The birth of the millennium also saw the birth of one of our most important product ranges, the Azur series in 2003. The Azur family began life with the 340A, 540A and 640A integrated amplifiers, along with the 340C, 540C, 640C CD players and the 640T DAM/FM tuner.
This led to our critically acclaimed Azur 840 series released in 2006, the first of our products to re-define what is meant by ‘affordable hi-fi’ whilst also enabling us to establish ourselves as serious players in the world of high-end audio. The Azur 840 series used two key technologies that we designed in-house and still use today:
Our patented Crossover Displacement (XD) amplification combines the performance of Class A with the efficiency of Class AB. At the time it helped the 840A to be selected as the 2007/2008 two-channel amplifier of the year at the prestigious EISA Awards.
We also developed Adaptive Time Filtering (ATF) up-sampling which up-samples any digital signal – such as CD’s 16bit 44.1Khz - to a 24bit, 384Khz signal which presents a much more accurate audio soundwave
2008 also saw the release of the new DacMagic which swiftly became the ‘go-to’ hi-fi upgrade setting the standard for stand-alone DACs. It came at the right time too, as from here on we’ve seen a DAC resurgence that’s still alive and kicking today.
Another proprietary technology we introduced to our products were the hybrid BMR (Balanced Mode Radiator) Drivers used first in our Minx Min10 and Min20 satellite speakers in 2010. BRM technology uses a single, flat panel to produce an ultra-wide range of frequencies, eliminating the need for a separate tweeter.
We still use the BMR Drivers today in many of our wireless speakers, loudspeakers and our 3rd generation Min12 and 22 satellite speakers. We applied them to our new Aero speaker range which won “What Hi-Fi? Sound and Vision’s Best Speaker Package of the Year” award in both 2013 and 2014. The Aeromax range followed suit using new BMR drivers, improved cabinets and upgraded crossovers.
2011 was another landmark year for Cambridge Audio with the introduction of the NP30, our first Network Music Player, and the first to use our own meticulously built StreamMagic streaming platform. This platform continues to be developed and has won five What Hi-fi Awards, most recently including the 851N and CXN streamers.

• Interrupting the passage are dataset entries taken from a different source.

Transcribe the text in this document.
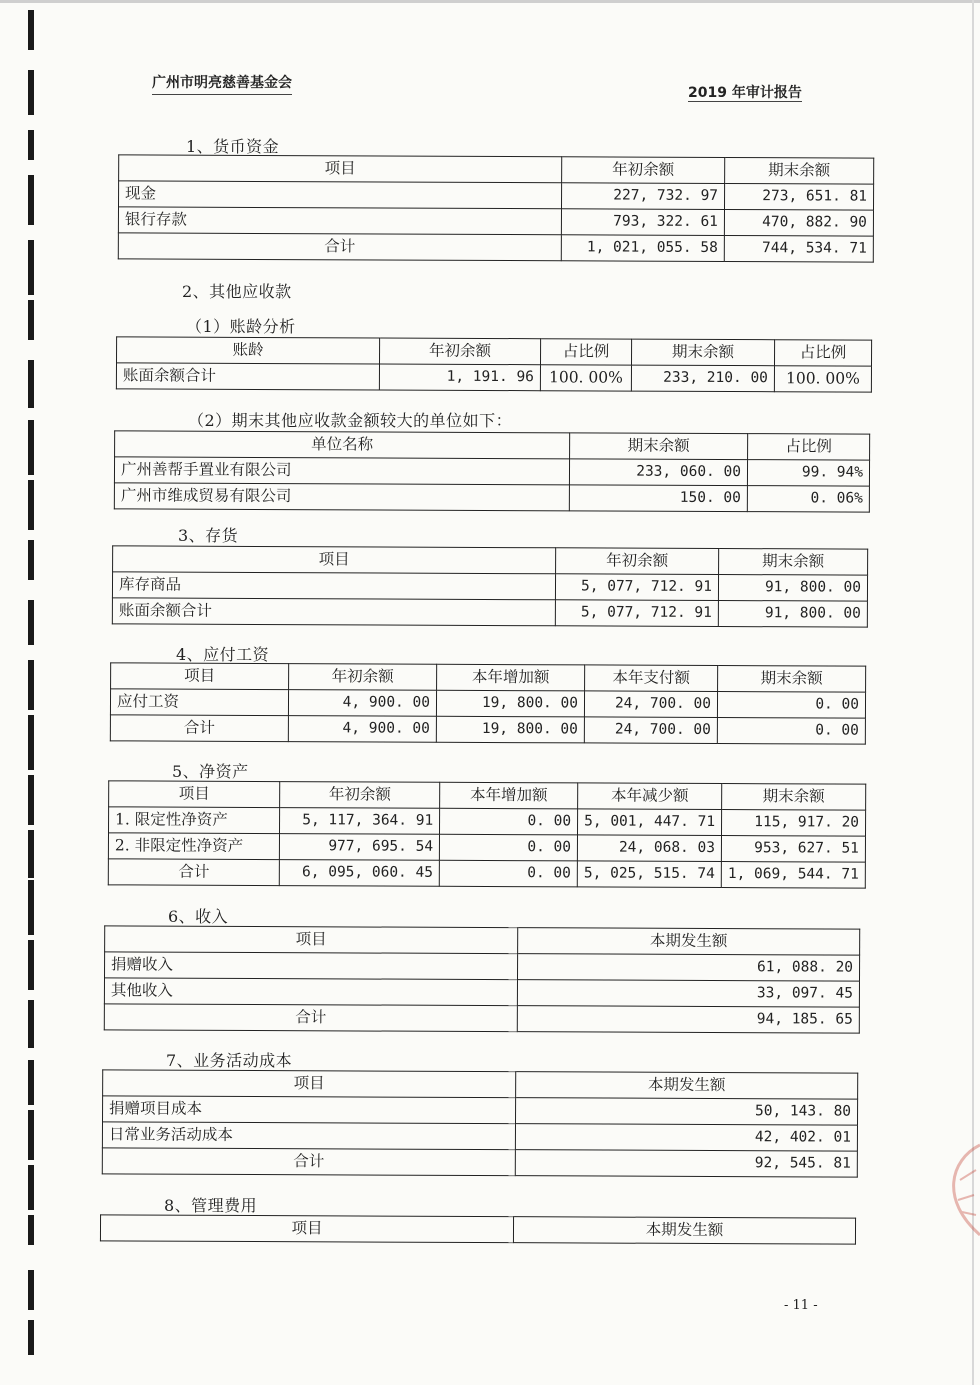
广州市明亮慈善基金会
2019 年审计报告
1、货币资金
项目	年初余额	期末余额
现金	227, 732. 97	273, 651. 81
银行存款	793, 322. 61	470, 882. 90
合计	1, 021, 055. 58	744, 534. 71
2、其他应收款
（1）账龄分析
账龄	年初余额	占比例	期末余额	占比例
账面余额合计	1, 191. 96	100. 00%	233, 210. 00	100. 00%
（2）期末其他应收款金额较大的单位如下：
单位名称	期末余额	占比例
广州善帮手置业有限公司	233, 060. 00	99. 94%
广州市维成贸易有限公司	150. 00	0. 06%
3、存货
项目	年初余额	期末余额
库存商品	5, 077, 712. 91	91, 800. 00
账面余额合计	5, 077, 712. 91	91, 800. 00
4、应付工资
项目	年初余额	本年增加额	本年支付额	期末余额
应付工资	4, 900. 00	19, 800. 00	24, 700. 00	0. 00
合计	4, 900. 00	19, 800. 00	24, 700. 00	0. 00
5、净资产
项目	年初余额	本年增加额	本年减少额	期末余额
1. 限定性净资产	5, 117, 364. 91	0. 00	5, 001, 447. 71	115, 917. 20
2. 非限定性净资产	977, 695. 54	0. 00	24, 068. 03	953, 627. 51
合计	6, 095, 060. 45	0. 00	5, 025, 515. 74	1, 069, 544. 71
6、收入
项目	本期发生额
捐赠收入	61, 088. 20
其他收入	33, 097. 45
合计	94, 185. 65
7、业务活动成本
项目	本期发生额
捐赠项目成本	50, 143. 80
日常业务活动成本	42, 402. 01
合计	92, 545. 81
8、管理费用
项目	本期发生额
- 11 -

By now we had established ourselves in the traditional world of hi-fi and home cinema, but 2013 saw us take a bold step away from the latter to take on the world of wireless speakers. Our Minx Air speakers were one of the first to be able to play music using three different wireless connection methods: Bluetooth, Airplay and Internet Radio. The portable Minx Go Bluetooth speaker shortly followed, becoming our fastest selling product to date. Since then our wireless range has expanded with several award winning wireless speakers, TV soundbars and soundbases
2015 saw the release of our most celebrated and award winning hi-fi range, the CX series. What Hi-Fi? awarded us 5 star reviews across the range, Product of the Year awards for the CXA60 integrated amplifier and CXN streamer AND a Best Buy award for the CXC CD Transport – not a bad haul, especially as the CXA60 and CXN picked up further What HiFi? Awards a year later in 2016.
Designed in Britain
All of our design process is carried out by our engineering teams in London and Cambridge.
Cambridge Audio proprietary technologies are only found in our own products and our quest for the truest and most faithful reproduction is as important today as it was in the beginning
As well as creating our own technologies, we achieve this sound by identifying the best possible components for the job and then fanatically fine-tuning them so that nothing comes between you and your music.
Our focus is to make your music sound exactly as it was made to be heard so you too can enjoy Great British Sound.